3- Início da Operação Tolerância Zero, idealizada pelo prefeito Rudolph Giuliani. Os índices de criminalidade começam a cair!
4- Confirmado. O Hospital do Norte da Ilha está prestes a ser uma realidade. As perspectivas são de que as filas de espera desaparecerão.
5- Os homens públicos teriam as mãos limpas e estariam preocupados, tão somente, com o bem comum. A corrupção não pertenceria mais ao vocabulário da Cidade.
6- A Ponte Hercílio Luz (1926), nosso cartão postal, totalmente restaurada, volta a integrar o sistema viário, com ênfase ao transporte de massa.
7- As obras de ampliação do Aeroporto Internacional Hercílio Luz estarão em ritmo acelerado, bem como a via de acesso (Transavaiana).
8- Finalmente, concluída a restauração da antiga Casa de Câmara e Cadeia , depois chamado Paço Municipal (1771-80), uma das mais importantes edificações da arquitetura civil do século XVIII, localizada na Praça XV.
9- As calçadas, praças e os viadutos que acolhiam dependentes do crack, indígenas desassistidos e excluídos em geral passam a ser usadas pelos pedestres. Políticas públicas foram adotadas para lhes dar dignidade, devolvendo-lhes o prazer de viver.
10- Teríamos o início efetivo das obras do Contorno Viário da Grande Florianópolis, no projeto original, que prevê um trecho de pista dupla com 47,33 km de extensão. O contorno começa no km 175 e termina no km 222 da BR 101. O atual trecho da BR 101, que corta ao meio três importantes municípios da região, por isso recordista em acidentes, transformar-se-ia numa bela avenida urbana. Seria apenas a confirmação do que ele já é de fato. Nela transitariam só os moradores da região e os que têm a Capital como destino.
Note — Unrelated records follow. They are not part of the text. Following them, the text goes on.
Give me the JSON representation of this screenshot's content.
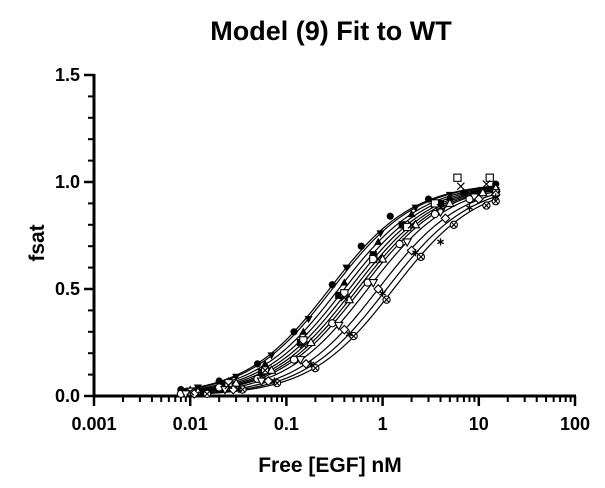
{
  "chart_data": {
    "type": "scatter",
    "title": "Model (9) Fit to WT",
    "xlabel": "Free [EGF] nM",
    "ylabel": "fsat",
    "xscale": "log",
    "xlim": [
      0.001,
      100
    ],
    "ylim": [
      0,
      1.5
    ],
    "x_ticks": [
      0.001,
      0.01,
      0.1,
      1,
      10,
      100
    ],
    "x_tick_labels": [
      "0.001",
      "0.01",
      "0.1",
      "1",
      "10",
      "100"
    ],
    "y_ticks": [
      0,
      0.5,
      1,
      1.5
    ],
    "y_tick_labels": [
      "0.0",
      "0.5",
      "1.0",
      "1.5"
    ],
    "grid": false,
    "legend": "none",
    "colors": {
      "ink": "#000000",
      "background": "#ffffff"
    },
    "series": [
      {
        "marker": "filled-circle",
        "kd": 0.28,
        "hill": 1.0,
        "x": [
          0.008,
          0.02,
          0.05,
          0.12,
          0.3,
          0.6,
          1.2,
          3,
          7,
          15
        ],
        "y": [
          0.03,
          0.07,
          0.15,
          0.3,
          0.52,
          0.7,
          0.84,
          0.92,
          0.95,
          0.99
        ]
      },
      {
        "marker": "filled-square",
        "kd": 0.4,
        "hill": 1.0,
        "x": [
          0.009,
          0.022,
          0.055,
          0.14,
          0.35,
          0.8,
          1.6,
          4,
          9,
          15
        ],
        "y": [
          0.02,
          0.05,
          0.11,
          0.25,
          0.47,
          0.66,
          0.8,
          0.9,
          0.94,
          0.96
        ]
      },
      {
        "marker": "filled-triangle-up",
        "kd": 0.35,
        "hill": 1.0,
        "x": [
          0.01,
          0.025,
          0.06,
          0.15,
          0.4,
          0.9,
          2,
          5,
          10,
          15
        ],
        "y": [
          0.03,
          0.07,
          0.15,
          0.3,
          0.53,
          0.72,
          0.85,
          0.93,
          0.96,
          0.97
        ]
      },
      {
        "marker": "filled-triangle-down",
        "kd": 0.3,
        "hill": 1.0,
        "x": [
          0.012,
          0.03,
          0.07,
          0.17,
          0.42,
          0.95,
          2.2,
          5,
          11,
          15
        ],
        "y": [
          0.04,
          0.09,
          0.19,
          0.36,
          0.6,
          0.76,
          0.88,
          0.94,
          0.95,
          0.96
        ]
      },
      {
        "marker": "open-circle",
        "kd": 0.6,
        "hill": 1.0,
        "x": [
          0.008,
          0.02,
          0.05,
          0.12,
          0.3,
          0.7,
          1.5,
          3.5,
          8,
          15
        ],
        "y": [
          0.01,
          0.04,
          0.08,
          0.17,
          0.34,
          0.53,
          0.71,
          0.85,
          0.92,
          0.95
        ]
      },
      {
        "marker": "open-square",
        "kd": 0.45,
        "hill": 1.0,
        "x": [
          0.01,
          0.025,
          0.06,
          0.15,
          0.4,
          0.8,
          1.8,
          3.5,
          6,
          13
        ],
        "y": [
          0.02,
          0.06,
          0.12,
          0.26,
          0.48,
          0.64,
          0.79,
          0.9,
          1.02,
          1.02
        ]
      },
      {
        "marker": "open-triangle-up",
        "kd": 0.55,
        "hill": 1.0,
        "x": [
          0.012,
          0.03,
          0.07,
          0.18,
          0.45,
          1,
          2.2,
          5,
          11,
          15
        ],
        "y": [
          0.02,
          0.06,
          0.12,
          0.25,
          0.45,
          0.64,
          0.8,
          0.9,
          0.95,
          0.97
        ]
      },
      {
        "marker": "open-triangle-down",
        "kd": 0.7,
        "hill": 1.0,
        "x": [
          0.009,
          0.023,
          0.055,
          0.14,
          0.35,
          0.8,
          1.8,
          4,
          9,
          15
        ],
        "y": [
          0.01,
          0.03,
          0.07,
          0.17,
          0.33,
          0.53,
          0.72,
          0.86,
          0.93,
          0.95
        ]
      },
      {
        "marker": "diamond",
        "kd": 0.9,
        "hill": 1.0,
        "x": [
          0.011,
          0.028,
          0.065,
          0.16,
          0.4,
          0.9,
          2,
          4.5,
          10,
          15
        ],
        "y": [
          0.01,
          0.03,
          0.07,
          0.15,
          0.31,
          0.5,
          0.68,
          0.83,
          0.92,
          0.94
        ]
      },
      {
        "marker": "circled-x",
        "kd": 1.3,
        "hill": 1.0,
        "x": [
          0.015,
          0.035,
          0.08,
          0.2,
          0.5,
          1.1,
          2.5,
          5.5,
          12,
          15
        ],
        "y": [
          0.01,
          0.03,
          0.06,
          0.13,
          0.28,
          0.45,
          0.65,
          0.8,
          0.89,
          0.91
        ]
      },
      {
        "marker": "asterisk",
        "kd": 1.1,
        "hill": 1.0,
        "x": [
          0.013,
          0.032,
          0.075,
          0.18,
          0.45,
          1,
          2.2,
          4,
          8,
          15
        ],
        "y": [
          0.01,
          0.03,
          0.07,
          0.15,
          0.29,
          0.48,
          0.67,
          0.72,
          0.88,
          0.93
        ]
      },
      {
        "marker": "cross",
        "kd": 0.5,
        "hill": 1.0,
        "x": [
          0.01,
          0.025,
          0.06,
          0.15,
          0.4,
          0.9,
          2,
          4,
          6.5,
          12
        ],
        "y": [
          0.02,
          0.05,
          0.12,
          0.24,
          0.46,
          0.64,
          0.8,
          0.88,
          0.98,
          0.99
        ]
      }
    ]
  }
}
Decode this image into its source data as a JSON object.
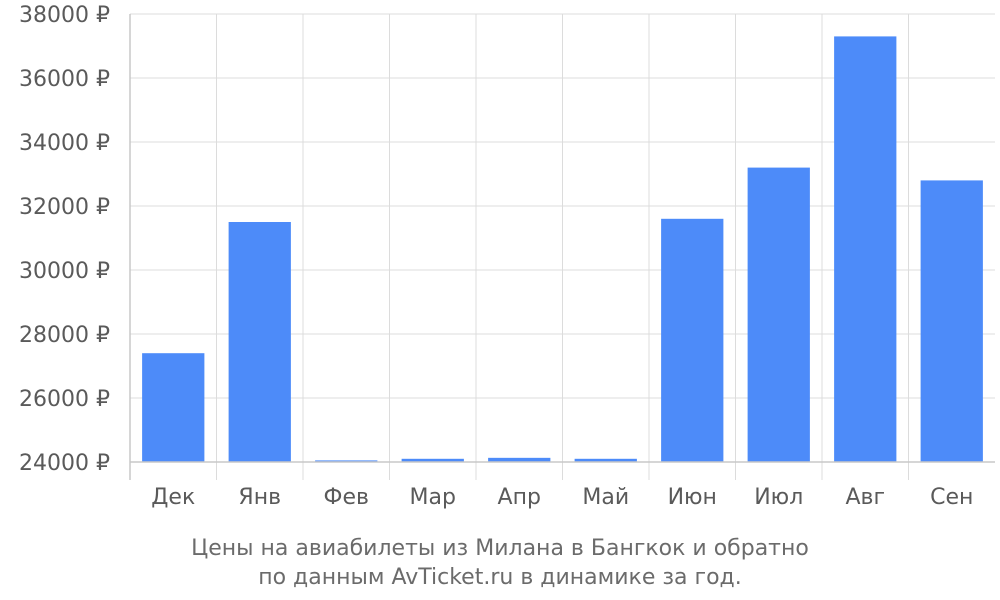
{
  "chart_data": {
    "type": "bar",
    "categories": [
      "Дек",
      "Янв",
      "Фев",
      "Мар",
      "Апр",
      "Май",
      "Июн",
      "Июл",
      "Авг",
      "Сен"
    ],
    "values": [
      27400,
      31500,
      24050,
      24100,
      24130,
      24100,
      31600,
      33200,
      37300,
      32800
    ],
    "ylim": [
      24000,
      38000
    ],
    "yticks": [
      "24000 ₽",
      "26000 ₽",
      "28000 ₽",
      "30000 ₽",
      "32000 ₽",
      "34000 ₽",
      "36000 ₽",
      "38000 ₽"
    ],
    "ytick_values": [
      24000,
      26000,
      28000,
      30000,
      32000,
      34000,
      36000,
      38000
    ],
    "grid": true,
    "bar_color": "#4d8bf9"
  },
  "caption": {
    "line1": "Цены на авиабилеты из Милана в Бангкок и обратно",
    "line2": "по данным AvTicket.ru в динамике за год."
  }
}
(O projeto da quarta ponte, com aterro de até 2,7 milhões de m², orçado em R$ 1,1 Bilhão e que “ficaria pronto em quatro anos”, considerado como “a melhor alternativa para desafogar o trânsito entre a Ilha e o Continente”, tenho dúvidas se ainda seria prioritário, com a implantação do Contorno Viário. Por que não antecipar só o aterro e nele locar os equipamentos públicos que sobrecarregam, comprometem, aumentam a demanda à Ilha? Tenho dúvidas, também, se haveria necessidade de “quadruplicar” a Via Expressa, ligação da BR 101 e às Pontes Colombo Salles e Pedro Ivo Campos, com 5,6 km de extensão. “Mais duas pistas, em cada sentido”. Só o projeto foi orçado em R$ 6,5 milhões. As obras estavam previstas para 2012! Quanta promessa, quanta improvisação, meu Deus! Na minha imaginação, seria um grande estacionamento, com dois gargalos: as pontes e a BR 101).
Floripa, tu és minha eterna paixão. Eu te quero sempre linda!